After beating his associate, Tharadas meets the minister Mustafa and does some business. He also wants a favor from the minister. He wants a ring to be passed to his girlfriend Supriya, who is an actress. Once the people and linkages are established, the game is set in motion in an even faster pace. Balram concludes that the only way to trap Tharadas is to arrest Supriya. As expected, Tharadas lands in Kerala and takes on Balram, and tries to stop the actions of Balram.
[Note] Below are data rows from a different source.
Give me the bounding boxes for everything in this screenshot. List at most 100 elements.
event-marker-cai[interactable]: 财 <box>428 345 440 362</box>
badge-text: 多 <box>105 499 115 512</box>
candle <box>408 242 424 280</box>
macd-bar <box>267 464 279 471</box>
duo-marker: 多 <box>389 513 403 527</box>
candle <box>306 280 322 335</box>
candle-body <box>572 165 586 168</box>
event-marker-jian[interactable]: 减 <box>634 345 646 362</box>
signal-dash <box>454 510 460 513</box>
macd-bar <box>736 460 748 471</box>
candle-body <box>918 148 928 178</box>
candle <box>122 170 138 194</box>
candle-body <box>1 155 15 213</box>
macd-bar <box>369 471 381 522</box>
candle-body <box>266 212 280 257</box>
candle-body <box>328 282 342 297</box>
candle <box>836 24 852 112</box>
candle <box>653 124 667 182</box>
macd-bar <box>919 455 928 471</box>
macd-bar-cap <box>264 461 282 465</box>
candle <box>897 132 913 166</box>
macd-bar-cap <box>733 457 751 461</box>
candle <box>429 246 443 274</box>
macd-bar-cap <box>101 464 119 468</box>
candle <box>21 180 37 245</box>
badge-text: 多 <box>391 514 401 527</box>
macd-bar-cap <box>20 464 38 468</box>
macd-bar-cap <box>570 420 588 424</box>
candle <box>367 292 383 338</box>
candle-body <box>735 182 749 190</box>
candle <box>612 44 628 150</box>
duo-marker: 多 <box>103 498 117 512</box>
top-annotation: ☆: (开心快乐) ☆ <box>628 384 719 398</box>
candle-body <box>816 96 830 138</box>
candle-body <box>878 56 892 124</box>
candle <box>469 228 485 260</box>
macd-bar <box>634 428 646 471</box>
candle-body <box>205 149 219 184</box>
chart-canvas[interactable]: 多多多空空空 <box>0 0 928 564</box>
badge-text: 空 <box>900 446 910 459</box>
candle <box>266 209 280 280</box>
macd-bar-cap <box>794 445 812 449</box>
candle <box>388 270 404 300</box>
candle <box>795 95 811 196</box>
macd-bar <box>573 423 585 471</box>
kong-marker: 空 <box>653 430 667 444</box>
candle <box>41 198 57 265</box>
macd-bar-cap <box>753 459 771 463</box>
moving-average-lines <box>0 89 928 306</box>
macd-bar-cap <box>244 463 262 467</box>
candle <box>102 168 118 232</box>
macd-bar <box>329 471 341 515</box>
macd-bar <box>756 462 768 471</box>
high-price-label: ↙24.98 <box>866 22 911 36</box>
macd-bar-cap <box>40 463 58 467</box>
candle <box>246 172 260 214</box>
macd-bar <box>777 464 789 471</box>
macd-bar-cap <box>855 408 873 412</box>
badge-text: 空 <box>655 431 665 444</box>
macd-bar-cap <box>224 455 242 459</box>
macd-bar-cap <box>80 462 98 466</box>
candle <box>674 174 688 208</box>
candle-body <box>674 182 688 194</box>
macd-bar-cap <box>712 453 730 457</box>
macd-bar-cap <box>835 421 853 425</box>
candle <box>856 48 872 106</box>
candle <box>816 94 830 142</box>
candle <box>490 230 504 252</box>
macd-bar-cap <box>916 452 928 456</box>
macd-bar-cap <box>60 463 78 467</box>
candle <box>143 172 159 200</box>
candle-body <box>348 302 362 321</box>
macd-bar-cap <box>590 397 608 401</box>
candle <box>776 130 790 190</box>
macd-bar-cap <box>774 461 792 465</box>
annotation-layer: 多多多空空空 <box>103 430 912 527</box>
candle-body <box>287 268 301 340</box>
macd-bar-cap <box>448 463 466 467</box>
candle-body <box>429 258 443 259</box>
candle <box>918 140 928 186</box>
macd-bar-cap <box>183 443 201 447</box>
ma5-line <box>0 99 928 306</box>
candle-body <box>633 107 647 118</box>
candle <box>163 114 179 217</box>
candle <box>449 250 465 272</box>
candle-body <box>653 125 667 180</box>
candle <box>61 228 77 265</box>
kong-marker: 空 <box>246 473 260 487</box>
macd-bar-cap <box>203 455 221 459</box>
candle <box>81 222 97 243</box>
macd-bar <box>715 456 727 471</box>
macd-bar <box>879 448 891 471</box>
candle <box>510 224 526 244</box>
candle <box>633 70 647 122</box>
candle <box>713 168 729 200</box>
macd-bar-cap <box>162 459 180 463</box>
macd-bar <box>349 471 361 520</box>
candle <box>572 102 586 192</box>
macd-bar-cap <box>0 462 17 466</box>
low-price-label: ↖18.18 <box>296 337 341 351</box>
In the end, Tharadas shoots down DYSP George who was one of his ally who had turned against him, and this is witnessed by Balram, after which Tharadas surrenders to Balram.

==Cast==

- Mammootty in a dual role as:
  - DYSP Balram (reprising the role from Aavanazhi and its sequel Inspector Balram)
  - Tharadas (reprising the role from Athirathram (film))
- Katrina Kaif as Supriya Menon
- Mukesh as CI Satheesh Varma
- Vani Viswanath as MLA Rani Mathew
- Siddique as DYSP George
- Prem Prakash as Nandakumar, Chief Minister of Kerala
- Jagadish as ASI Sudhakaran
- Augustine as SI Ummer
- Kunchan as SI Radhakrishnan aka "Samshayam" Vasu
- Kalpana as SI Dakshayani
- Gowri Madhu as Vaduthala Valsala
- Devan as DGP Madhavadas IPS, State Police Chief
- Abu Salim as CI Kasim
- Akhila as Jyothi, IB officer (fake)
- Sreenivasan as Sreeni
- Kundara Johny as DYSP Alex George, Anti Terrorist Squad
- Rizabawa as Hussain Sahib
- Spadikam George as Sunderashan
- Subair as Minister Musthafa
- Sadiq as Rafeeq
- Rajmohan Unnithan as a Politician
- Sreenath as Jayakrishnan, Customs officer
- Anil Murali as Williams
- Arun as Salim Sahib
- Santhosh Jogi as Shivankutty
- Mohan Raj as Anali Bhaskaran
- Chandra Lakshman as Shanimol, Salim's wife
- Ponnamma Babu as Hussien Sahib's wife
- Sukumari as Alex's mother
- Ambika Mohan as Alex's wife
- Poornima Anand as Radhakrishnan's wife
- Kulappulli Leela as Narayani (guest appearance)
- Afsal as himself in the song "Mathapoove.." (guest appearance)
- Anwar Sadat as himself in the song "Mathapoove.." (guest appearance)
- Rimi as herself in the song "Mathapoove.." (guest appearance)

== Music ==

| No. | Title | Lyrics | Singer(s) | Length |
|---|---|---|---|---|
| 1. | "Maathapoove" | Gireesh Puthenchery | Jassie Gift, Anwar Sadath, Afsal, Girish, Rimi Tomy | 4:03 |
| 2. | "Neelathadaakangalo (Female)" | Kaithapram | Delsy Ninan | 4:09 |
| 3. | "Neelathadaakangalo (Male)" | Kaithapram | K. J. Yesudas | 4:09 |

==Release==
The film was released on 28 April 2006. The film got a strong opening figures.